Head Of FTC ‘Willing’ To Break Up Tech Monopolies
The head of the U.S. Federal Trade Commission (FTC) said Tuesday that he is willing to break up Big Tech and undo companies’ past mergers if the agency finds that such companies are squelching competition.
“FTC Chairman Joe Simons, who is leading a broad review of the technology sector, said in an interview Tuesday that breaking up a company is challenging, but could be the right remedy to rein in dominant companies and restore competition,” according to Bloomberg.
Facebook, which owns Instagram and is one of the most valuable Silicon Valley tech giants, is subject to the probe. Bloomberg said that part of the FTC probe is looking at whether Facebook purchased startups in order to avoid competition. Aside from acquiring Instagram, Facebook also bought popular international messaging application WhatsApp in 2012.
“If you have to, you do it,” Simons reportedly said. “It’s not ideal because it’s very messy. But if you have to you have to.”
Big Tech companies, including Facebook and its subsidiary Instagram, Google and its subsidiary YouTube, and Twitter have come under scrutiny, not only for their alleged anti-competitive practices, but also for their anti-conservative bias. As the tech giants have become the public forum, they have increasingly banned conservatives from public discourse by labeling ordinary conservative views as “hateful,” and deeming them to be against their vague “terms of service.”
Our own Laura Loomer was banned from Twitter last November, where she had amassed more than 260,000 followers.
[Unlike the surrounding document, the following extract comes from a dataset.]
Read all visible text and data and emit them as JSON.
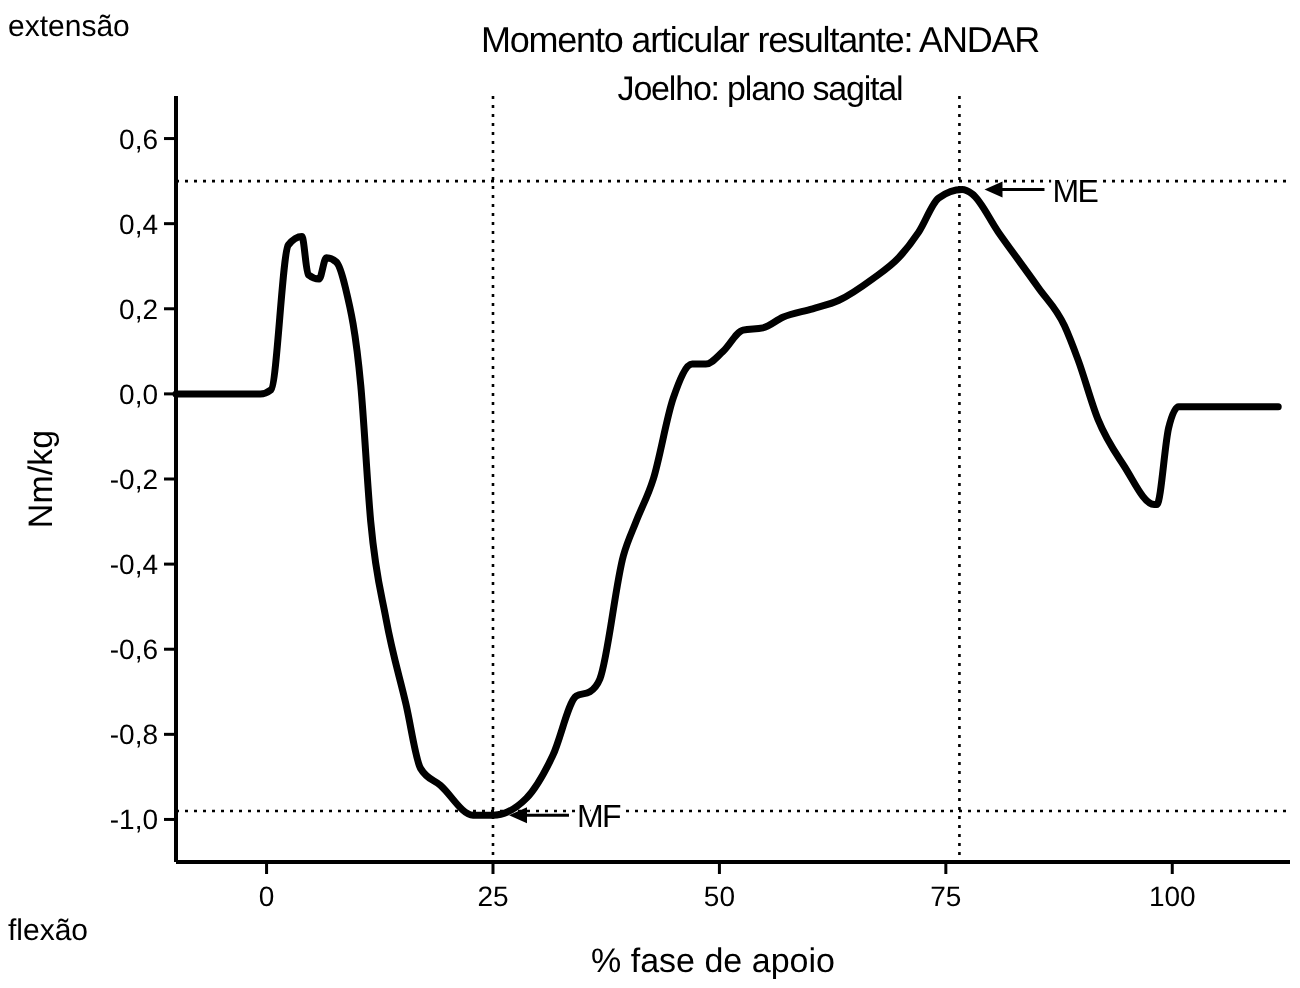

She was nuked from the site after calling Rep. Ilhan Omar (D-MN) “anti-Jewish,” which is hardly a controversial opinion. The State Department last week re-defined anti-Semitism in response to Omar’s virulent hatred for Israel. Loomer is suing Twitter and the Council on American-Islamic Relations (CAIR) over the ban.
She is also suing Facebook for $3 billion in damages after she was banned from Facebook and Instagram in May. The social networking giant banned Loomer, Milo Yiannopoulos, Alex Jones, and Paul Joseph Watson within minutes of each other, labeling them “dangerous individuals.”
Jones has been banned from the all social networks, including YouTube, and Yiannopoulos, along with Loomer, have been banned by Twitter, Facebook, Instagram, and PayPal.
This site reported last week that President Donald J. Trump is drafting an executive order to help curb social media bias ahead of the 2020 election.
“The White House is circulating drafts of a proposed executive order that would address allegations of anti-conservative bias by social media companies, according to a White House official and two other people familiar with the matter — a month after President Donald Trump pledged to explore ‘all regulatory and legislative solutions’ on the issue,” according to a POLITICO report.
It is imperative that Trump work to combat social media censorship in the run-up to his re-election bid. Many of the influencers who helped him get elected in the first place are no longer allowed on social media.
“If the internet is going to be presented as this egalitarian platform and most of Twitter is liberal cesspools of venom, then at least the president wants some fairness in the system,” a White House official reportedly said. “But look, we also think that social media plays a vital role. They have a vital role and an increasing responsibility to the culture that has helped make them so profitable and so prominent.”